Er trat an den Schreibtisch und musterte die dort liegende Post durch, ohne seine Reisekleidung abzulegen. Er war enttäuscht, als sich kein Telegramm seiner Schwester darunter befand, obgleich er keines zu erwarten hatte. Ein Berg von Beileidskundgebungen lag da vermengt mit wissenschaftlichen Mitteilungen und Buchhändleranzeigen. Zwei Briefe von Bonadea fanden sich vor, die sich so dick anfühlten, daß er sie gar nicht erst öffnete. Auch eine dringende Bitte des Grafen Leinsdorf, ihn zu besuchen, und zwei flötende Briefchen Diotimas waren dabei, die ihn ebenfalls einlud, daß er sich gleich nach seiner Rückkunft bei ihr zeige; aufmerksamer gelesen, enthielt das eine, das spätere, außeramtliche Nebentöne, die sehr freundschaftlich, wehmütig und fast ein wenig zärtlich waren. Ulrich wandte sich den telephonischen Anrufen zu, die während seiner Abwesenheit vermerkt worden waren: General von Stumm, Sektionschef Tuzzi, zweimal das Haussekretariat des Grafen Leinsdorf, mehrmals eine Dame, die ihren Namen nicht genannt hatte und wahrscheinlich Bonadea war, Bankdirektor Leo Fischel und sonst geschäftliche Mitteilungen. Während Ulrich das las und noch am Schreibtisch stand, klingelte der Apparat, und als Ulrich den Hörer aufnahm, meldete sich »Kriegsministerium, Bildungs- und Unterrichtsabteilung, Korporal Hirsch«, sehr betroffen davon, unerwartet auf Ulrichs eigene Stimme zu prallen, und eifrig versichernd, daß der Herr General Befehl gegeben habe, jeden Morgen um zehn Uhr anzurufen, und sofort selbst am Telefon sein werde.

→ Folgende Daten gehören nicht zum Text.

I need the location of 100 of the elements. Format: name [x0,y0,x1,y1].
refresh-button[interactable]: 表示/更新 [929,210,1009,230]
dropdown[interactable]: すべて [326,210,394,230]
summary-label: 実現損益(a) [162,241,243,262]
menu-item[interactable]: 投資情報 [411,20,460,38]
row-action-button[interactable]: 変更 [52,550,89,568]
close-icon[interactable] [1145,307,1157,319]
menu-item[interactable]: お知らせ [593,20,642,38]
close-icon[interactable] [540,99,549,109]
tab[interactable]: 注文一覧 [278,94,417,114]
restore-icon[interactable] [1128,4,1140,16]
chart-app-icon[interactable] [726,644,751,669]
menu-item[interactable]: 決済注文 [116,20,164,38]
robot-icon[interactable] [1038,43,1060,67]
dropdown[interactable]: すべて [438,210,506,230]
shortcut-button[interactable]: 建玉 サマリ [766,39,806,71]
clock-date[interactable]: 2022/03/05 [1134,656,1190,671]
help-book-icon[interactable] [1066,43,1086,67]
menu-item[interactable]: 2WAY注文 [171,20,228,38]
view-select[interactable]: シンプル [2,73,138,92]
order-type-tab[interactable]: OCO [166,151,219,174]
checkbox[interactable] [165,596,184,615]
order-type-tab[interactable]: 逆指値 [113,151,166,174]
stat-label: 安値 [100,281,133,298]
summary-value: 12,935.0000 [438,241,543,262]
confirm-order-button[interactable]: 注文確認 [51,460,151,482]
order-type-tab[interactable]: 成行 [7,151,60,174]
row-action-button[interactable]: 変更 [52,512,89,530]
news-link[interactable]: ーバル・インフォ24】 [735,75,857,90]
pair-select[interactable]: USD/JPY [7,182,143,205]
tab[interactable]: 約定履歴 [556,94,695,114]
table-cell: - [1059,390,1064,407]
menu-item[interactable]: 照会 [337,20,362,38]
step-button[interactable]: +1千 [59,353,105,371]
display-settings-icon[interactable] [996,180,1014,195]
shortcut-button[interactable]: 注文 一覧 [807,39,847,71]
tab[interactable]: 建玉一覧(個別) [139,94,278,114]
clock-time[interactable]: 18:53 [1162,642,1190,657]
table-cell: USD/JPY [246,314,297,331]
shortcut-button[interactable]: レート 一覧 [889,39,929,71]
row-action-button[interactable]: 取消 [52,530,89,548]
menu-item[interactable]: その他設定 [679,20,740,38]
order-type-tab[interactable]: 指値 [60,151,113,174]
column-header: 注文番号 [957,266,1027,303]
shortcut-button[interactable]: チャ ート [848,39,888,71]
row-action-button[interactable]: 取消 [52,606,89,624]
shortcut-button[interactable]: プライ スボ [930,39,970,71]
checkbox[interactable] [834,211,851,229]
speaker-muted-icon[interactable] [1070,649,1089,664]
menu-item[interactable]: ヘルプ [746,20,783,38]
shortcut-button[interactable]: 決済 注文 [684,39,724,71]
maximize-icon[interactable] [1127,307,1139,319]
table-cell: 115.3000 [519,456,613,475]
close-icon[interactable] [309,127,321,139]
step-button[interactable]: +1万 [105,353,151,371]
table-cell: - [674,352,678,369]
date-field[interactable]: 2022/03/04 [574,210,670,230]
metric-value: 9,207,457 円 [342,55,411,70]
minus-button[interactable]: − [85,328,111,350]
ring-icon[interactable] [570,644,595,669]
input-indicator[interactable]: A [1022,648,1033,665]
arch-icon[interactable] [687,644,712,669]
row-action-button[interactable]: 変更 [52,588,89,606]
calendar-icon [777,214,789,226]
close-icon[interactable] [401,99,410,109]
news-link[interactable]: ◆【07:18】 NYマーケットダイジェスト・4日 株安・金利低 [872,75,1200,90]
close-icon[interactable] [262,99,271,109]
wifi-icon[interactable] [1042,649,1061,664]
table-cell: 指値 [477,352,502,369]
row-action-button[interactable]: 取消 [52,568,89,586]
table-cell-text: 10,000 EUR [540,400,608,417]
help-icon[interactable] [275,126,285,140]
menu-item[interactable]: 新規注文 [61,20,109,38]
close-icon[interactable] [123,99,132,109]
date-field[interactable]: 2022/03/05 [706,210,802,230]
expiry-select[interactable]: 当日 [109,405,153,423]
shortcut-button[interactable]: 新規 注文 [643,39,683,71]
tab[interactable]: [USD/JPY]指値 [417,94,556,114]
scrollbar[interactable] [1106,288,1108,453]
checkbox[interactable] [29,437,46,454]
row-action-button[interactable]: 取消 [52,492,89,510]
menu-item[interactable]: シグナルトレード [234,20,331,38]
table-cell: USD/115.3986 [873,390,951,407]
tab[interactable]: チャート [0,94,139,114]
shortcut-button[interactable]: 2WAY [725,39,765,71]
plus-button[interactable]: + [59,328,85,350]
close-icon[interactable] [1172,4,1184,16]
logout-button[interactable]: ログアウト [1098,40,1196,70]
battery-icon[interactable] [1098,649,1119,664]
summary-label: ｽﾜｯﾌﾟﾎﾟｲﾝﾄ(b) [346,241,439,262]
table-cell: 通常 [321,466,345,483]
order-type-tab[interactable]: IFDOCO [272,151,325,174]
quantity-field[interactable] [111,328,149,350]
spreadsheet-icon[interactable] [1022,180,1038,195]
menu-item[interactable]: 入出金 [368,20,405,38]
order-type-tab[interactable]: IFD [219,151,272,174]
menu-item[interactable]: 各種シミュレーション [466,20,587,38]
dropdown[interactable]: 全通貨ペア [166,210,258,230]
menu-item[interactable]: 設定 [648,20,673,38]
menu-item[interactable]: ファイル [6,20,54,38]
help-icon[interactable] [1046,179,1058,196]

Fünf Minuten später beteuerte Stumm, daß er noch am gleichen Vormittag »hervorragend wichtigen Konferenzen« beiwohnen und Ulrich unbedingt vorher sprechen müsse; auf die Frage, was es denn sei und warum es denn nicht am Fernsprecher erledigt werden könne, seufzte er in die Muschel und kündigte »Mitteilungen, Sorgen, Fragen« an, ohne daß aus ihm etwas Bestimmtes herauszubekommen war. Zwanzig Minuten später hielt aber ein Fiaker des Kriegsministeriums vor dem Tor, und General Stumm betrat das Haus, von einer Ordonnanz gefolgt, die eine große lederne Aktentasche an der Schulter hängen hatte. Ulrich, der dieses Behältnis der geistigen Sorgen des Generals recht wohl noch von den Aufmarschplänen und Grundbuchblättern der großen Gedanken kannte, runzelte fragend die Stirn. Stumm von Bordwehr lächelte, schickte die Ordonnanz zum Wagen zurück, öffnete den Rock, um den kleinen Schlüssel des Sicherheitsschlosses hervorzuholen, den er an einem Kettchen um den Hals trug, sagte kein Wort und hob aus der Tasche, die sonst nichts enthielt, zwei Laibe Kommißbrot ans Licht.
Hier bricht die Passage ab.